Eski TKP’li Nabi Yağcı’nın üzülerek söylediği gibi, ulus-devlet’in alternatifi henüz bulunmuş değil.
5.Demokratik Özerklik; Ulus-devletin alternatifi değil tasfiyesi
Bazılarının her suçun kaynağı olarak gördüğü ‘ulus devlet’ tamlaması içinde sıkışmış bir ‘Türk düşmanlığı’ var. Ulus-devlet’in Demokratik Özerklik’e dönüştürülmesi Türk düşmanlarının başarısı olacaktır.
Demokratik Özerklik’le Türkiye Cumhuriyeti, Lozan Anlaşması’yla elde ettiği ülke vatandaşlığı anlayışını entite vatandaşlığına çevirecektir. Bu durum, Bosna’da uygulanan Dayton Modeli’nin Türkiye’ye uyarlanması demektir.
Sevr’de Birinci Dünya Savaşı yenilgisinin ardından tavizler verilmişti. Şimdi barış görüntüsü ve hukuk oyunlarıyla teslim alınıyoruz. Türkiye Cumhuriyeti; Demokratik Özerklik taviziyle Sevr ötesi Daytonlaşmayı onaylamaktansa, başka alternatifleri düşünmelidir.
6.Hatime: Kürt Realitesi’nin yükselmesi Türk Realitesi’nin evrensel hamlesini engelleyemiyor
Kürt Realitesi’nin hem toplumsal hem siyasal boyutta geliştiğini görüyoruz.
Ve fakat tarih kazananları hep kazandırmaz.
Ortadoğu’nun çoklu sorunları Kuzey Irak Kürt Yönetimi’ni Türkiye ile ittifak yapar hale getirmiştir. Suriye üzerinden etnik dalgaya paralel bir mezhep dalgası Ortadoğu’ya yayılıyor.
İlginçtir etnik odaklı Kürt, mezhep odaklı şii veya vehhabi yönelişleri evrensel Türk Realitesi’ni engelleyemiyor.
Günübirlik heyecanlarla değil, bin yılların birikimine göre kararlar almalıyız. Bin düşünüp bir konuşmamız gerekiyor. Olumsuzlukların varlığı bizi umutsuzluğa düşürmemeli… Türkiye büyük bir ülke… Yerli aydın inisiyatifleri oluşturdukça, hiçbir olumsuzluk Türk Milleti’nin geleceğini karartamaz…

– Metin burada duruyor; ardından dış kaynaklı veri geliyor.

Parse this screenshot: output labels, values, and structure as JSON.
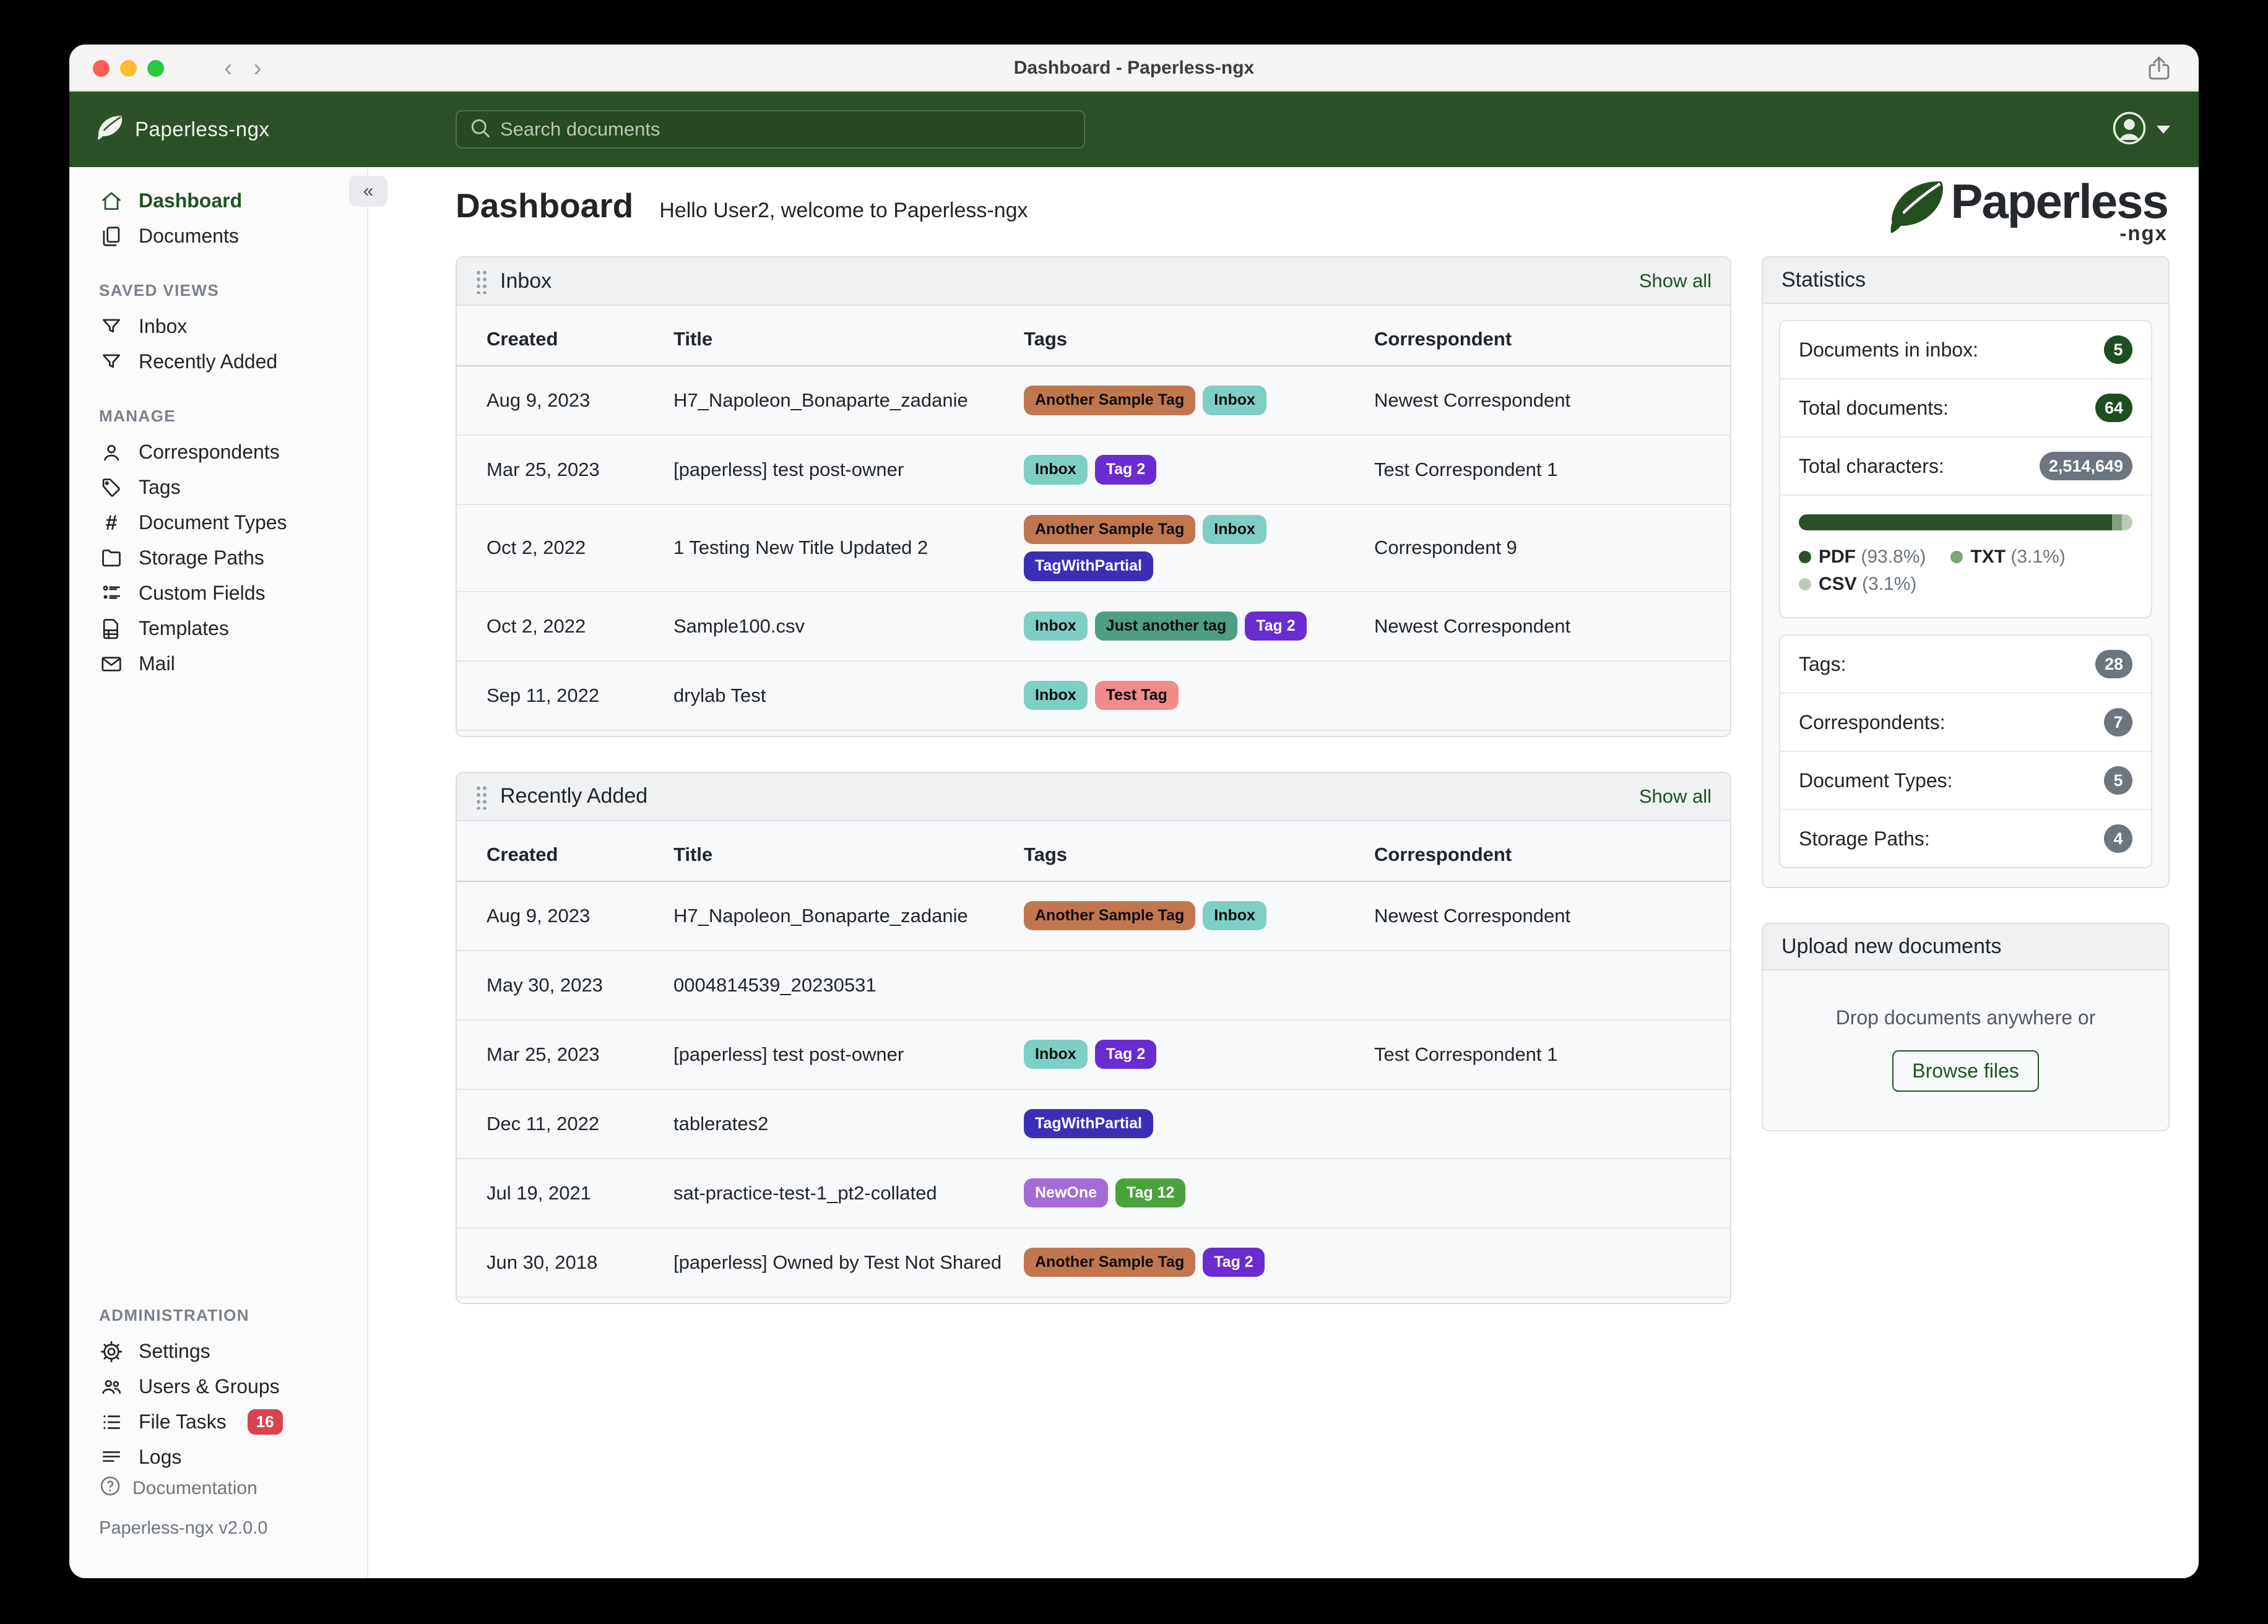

Emperyalistlerin tasarımı olan Büyük Kürdistan’a adım adım gidildiğini görüyoruz… Bu büyük bir sorundur. Ancak bu inşa, Türkiye’yi ve Türk Dünyası’nı nihai manada tehdit edebilecek bir sorun değil… Çünkü Türklük, Avrupa içlerinden Çin Denizi’ne uzanan bir büyük coğrafya…
Türkiye dünyanın 16. ekonomisi, 14. kültür ekonomisi, 6. futbol pazarı… 200 üniversitemizi, genç nüfusumuzu, girişimciliğimizi ‘kendimiz kalarak değişim’ denklemi içinde güncelleyerek geleceğimizi inşa edeceğiz. Büyük Kürdistan’ın kurulması bile Türkiye’yi ve Türk Dünyası’nı etkileye-me-yecektir.
Bizimle birlikte geleceğini inşa etmek istemeyenlere, “Yüce Allah akıbetinizi hayreylesin” duasını etmekten başka elimizden bir şey gelmiyor.